Bachelors of Arts (BA)

Department

History

Advisor

Tomasz Kamusella

Abstract

This dissertation reconstructs the experiences of a group of Polish women imprisoned in Ravensbrück, a Nazi concentration camp in northern Germany, during the Second World War. Arrested and incarcerated for their resistance activities, these seventy-four women were subjected to unconsented experimental operations ordered by Heinrich Himmler and performed by a group of Nazi doctors. By scrutinising prisoner testimony and contemporary documents which survived the war, in addition to engaging with secondary sources, it becomes evident that this group of Poles, known throughout the camp as the ‘Rabbits’, received widespread physical and emotional support from their fellow inmates. Their high survival rate, despite the brutal conditions and orders for execution, can be attributed in part to the relationships both amongst the ‘Rabbits’ themselves and with others in the camp, including their fellow inmates as well as some of their captors.

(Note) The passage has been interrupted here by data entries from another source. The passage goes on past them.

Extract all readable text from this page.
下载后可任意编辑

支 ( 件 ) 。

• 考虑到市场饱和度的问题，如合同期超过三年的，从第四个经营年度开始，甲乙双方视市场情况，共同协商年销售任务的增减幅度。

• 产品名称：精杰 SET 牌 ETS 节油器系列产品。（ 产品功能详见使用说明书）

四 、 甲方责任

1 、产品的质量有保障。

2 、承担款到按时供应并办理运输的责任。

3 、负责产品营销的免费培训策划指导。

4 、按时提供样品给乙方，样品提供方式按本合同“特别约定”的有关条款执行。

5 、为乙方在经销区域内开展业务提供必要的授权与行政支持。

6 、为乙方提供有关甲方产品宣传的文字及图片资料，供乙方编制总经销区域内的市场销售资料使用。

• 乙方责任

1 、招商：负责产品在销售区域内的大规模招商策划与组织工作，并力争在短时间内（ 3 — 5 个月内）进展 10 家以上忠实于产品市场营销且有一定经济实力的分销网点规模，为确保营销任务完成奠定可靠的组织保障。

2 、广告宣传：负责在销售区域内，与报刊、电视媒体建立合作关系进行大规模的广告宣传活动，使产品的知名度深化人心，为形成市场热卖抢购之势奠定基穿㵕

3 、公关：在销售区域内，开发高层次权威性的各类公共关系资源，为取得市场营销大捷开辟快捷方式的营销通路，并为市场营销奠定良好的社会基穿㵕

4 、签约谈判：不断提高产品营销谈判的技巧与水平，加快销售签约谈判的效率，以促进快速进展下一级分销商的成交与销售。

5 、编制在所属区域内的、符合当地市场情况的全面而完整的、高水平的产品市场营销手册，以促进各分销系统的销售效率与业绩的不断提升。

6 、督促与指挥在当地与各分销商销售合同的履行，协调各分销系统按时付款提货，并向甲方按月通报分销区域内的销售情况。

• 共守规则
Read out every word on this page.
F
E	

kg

Facing starvation, disease, and extermination, female prisoners defied national and class divisions and risked their lives to ensure the survival of the ‘Rabbits’. Driven by the desire to hold their perpetrators accountable and expose Nazi atrocities to the global public, the women of Ravensbrück demonstrate the power of uncommon connections in the context of the Nazi concentration camp system.